Alex Jay Brady is a prolific and highly talented artist who lives in Cambridge, UK. Check out her pictures at boac.artstation.com. Ms Brady has worked on Battlefield Hardline (2015); Fast and Furious Supercharged (2015); and Guardians of the Galaxy (2014); as well as on other games and movies and in product design.
She has an almost lifelong appreciation for sci fi, since her mother read John Wyndham and H.G. Wells scifi to her as a child. And she has returned to some books over the years, like A Canticle for Leibowitz. Some sci fi novels have influenced particular art works of hers. One such novel was Saint Leibowitz and the Wild Horse Woman, a sequel to A Canticle for Leibowitz which she describes as more of a midquel. There are many good sci fi reading tips in this interview. She also discusses her working techniques in creating some of her amazing pictures.

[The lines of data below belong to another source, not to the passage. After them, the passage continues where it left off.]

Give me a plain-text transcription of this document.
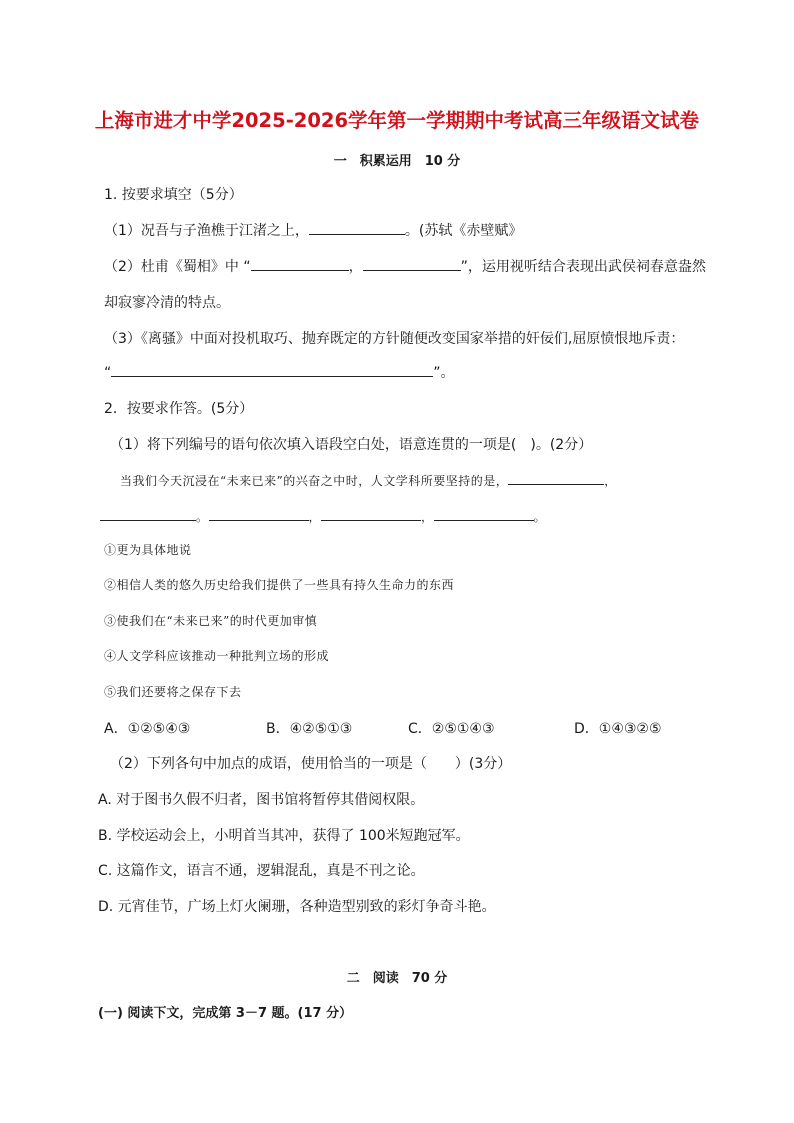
上海市进才中学2025-2026学年第一学期期中考试高三年级语文试卷
一　积累运用　10 分
1. 按要求填空（5分）
（1）况吾与子渔樵于江渚之上，	。(苏轼《赤壁赋》
（2）杜甫《蜀相》中 “	，	”，运用视听结合表现出武侯祠春意盎然
却寂寥冷清的特点。
（3）《离骚》中面对投机取巧、抛弃既定的方针随便改变国家举措的奸佞们,屈原愤恨地斥责：
“	”。
2．按要求作答。(5分）
（1）将下列编号的语句依次填入语段空白处，语意连贯的一项是(　)。(2分）
当我们今天沉浸在“未来已来”的兴奋之中时，人文学科所要坚持的是，	，
。	，	，	。
①更为具体地说
②相信人类的悠久历史给我们提供了一些具有持久生命力的东西
③使我们在“未来已来”的时代更加审慎
④人文学科应该推动一种批判立场的形成
⑤我们还要将之保存下去
A．①②⑤④③	B．④②⑤①③	C．②⑤①④③	D．①④③②⑤
（2）下列各句中加点的成语，使用恰当的一项是（　　）(3分）
A. 对于图书久假不归者，图书馆将暂停其借阅权限。
B. 学校运动会上，小明首当其冲，获得了 100米短跑冠军。
C. 这篇作文，语言不通，逻辑混乱，真是不刊之论。
D. 元宵佳节，广场上灯火阑珊，各种造型别致的彩灯争奇斗艳。
二　阅读　70 分
(一) 阅读下文，完成第 3－7 题。(17 分）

READERSVOICE.COM: Your output is prolific and high quality. How many pictures do you produce a year say?
ALEX JAY BRADY: I churn them out! I dont get to do much personal work at the moment as Im very busy on a show and a game, but Ill make a whole progression of images each day as I work. It must be thousands per year. Of course only a small fraction get taken to final polish.
RV: If you could travel into the future, or the past, how far would you go and what would you expect to see?
AJB: With my godlike time travel powers, Id love to go back and mess around in the big bang, maybe draw a smily face in the Cosmic Microwave Background, but also see if there was anyone alive back then, I like the idea that when the universe was very compressed, whole civilisations rose and fell in what we would experience as nanosaconds :) It’s such a mysterious time and place, unimaginably violent but maybe there is structure there. Mind you, if time travel were possible, that’s surely the number one place everyone would go sooner or later, so it’s probably pretty crowded!
I’d also love to see the deep future; is the galaxy full of our descendents, or is it sterile, or full of other people?